Midpoint voltage and slope factor for wild-type hNaV1.4 and mutations of the extracellular charge region ENC, hydrophobic charge region HCR, and intracellular region INC, for segments S1–S3 in domains I–IV. Values represent mean ± SEM and were obtained from the Boltzmann fits to plots of G/GMAX shown in Figs. 2 (ENC), 6 (HCR), and 10 (INC). ΔΔGo values were calculated as nzFV0.5 from mean midpoint voltage.

P ≤ 0.05.

P ≤ 0.0001.

P ≤ 0.01.

P ≤ 0.001.

Figure 2.

Conductance in hNaV1.4 and ENC mutations. (A) Traces for wild-type and mutant channels in response to depolarizing commands to voltages ranging from −90 to 60 mV. I-V relations are shown for ENC mutations in domains I and II (B), domain III (C), and domain IV (D). Values represent mean ± SEM (error bars) from 10–22 experiments. Additional panels are shown for g-V relations in domains I and II (E), domain III (F), and domain IV (G). Boltzmann fits to each plot are shown by dotted lines.

Figure 6.

Activation parameters for mutations at S1 HCR locus in hNaV1.4. (A) Traces shown are responses to depolarization to 0, 20, 40, and 60 mV for mutations in domains I–III. Plots in B, D, and F show I-V relations for mutations in these domains; plots in C, E, and G show activation kinetics. Values represent mean ± SEM (error bars) from 11–24 experiments. Additional panels are shown for g-V relations for hNaV1.4 and mutations of the HCR in domain I (H), domain II (I), and domain III (J). Boltzmann fits to each plot are shown by dotted lines.

Figure 10.

Biophysical characterization of INC mutations. (A) Sodium currents in response to command depolarization to voltages from −90 to 60 mV. Effects of INC mutations are shown for activation (B), steady-state fast inactivation (C), entry into fast inactivation (D and E), and recovery (F and G). Legends identify residues and locus by domain and segment. Values represent mean ± SEM (error bars) from 10–23 experiments. The additional panel (H) is shown for g-V relations for hNaV1.4 and mutations of the INC in domains I and II. Boltzmann fits to each plot are shown by dotted lines.

Figure 11.

Three-dimensional plot showing the effect of charge-reversing mutations of residues in ENC (green), HCR (red), and INC (blue) regions. Shown for each domain are shifts in inactivation kinetics at 20 mV (x axis), activation probability (y axis), and inactivation probability (z axis). Corrected values for V0.5 shifts shown in B are calculated from g-V relations of Table 3.

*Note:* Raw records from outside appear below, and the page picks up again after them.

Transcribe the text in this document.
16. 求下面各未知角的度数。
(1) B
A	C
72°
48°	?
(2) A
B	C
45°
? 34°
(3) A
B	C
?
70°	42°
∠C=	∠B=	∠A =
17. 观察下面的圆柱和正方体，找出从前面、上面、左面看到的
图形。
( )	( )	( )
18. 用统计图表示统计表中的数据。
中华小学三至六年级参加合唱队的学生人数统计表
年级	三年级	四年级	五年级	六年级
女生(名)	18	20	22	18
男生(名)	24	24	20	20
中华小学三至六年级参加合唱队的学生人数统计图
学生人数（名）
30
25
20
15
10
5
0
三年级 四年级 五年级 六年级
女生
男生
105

The corrected parameters for activation of wild-type hNaV1.4 in Table 3 are comparable to conductance measurements for the skeletal muscle sodium channel in other reports. Calculations of the change in free energy associated with activation of hNaV1.4 yielded values of 2–3 kcal/mol for several mutations in the ENC and HCR of domains I–III, and the INC of domains I and II. These values are similar to those calculated for S1 and S2 countercharge mutations in NachBac (DeCaen et al., 2008, 2011). Our calculations of free energy differences are based on the effects of point mutations in a single domain of the skeletal muscle sodium channel, and interpretation of the role of S1–S3 countercharges based on those calculations should be limited.

In our original paper we concluded that negative countercharges in domains I–III are an important determinant of channel activation, most likely interacting with S4 positively charged residues to facilitate the outward movement of the voltage sensors in those domains in response to membrane depolarization. Further experimentation is needed to test our hypotheses about the general role of countercharge as a determinant of activation in NaV1.4. In addition, we speculated that ENC and HCR countercharge residues in domains I and II may interact with outer positive charges in the S4 segments of these domains. A more recent study does show that ENC residues in domains I and II of rNaV1.4 are important for channel activation (Pless et al., 2014). Future work describing the role of HCR or INC residues in activation is also needed to investigate the mechanisms by which S1–S3 countercharges affect sodium channel gating.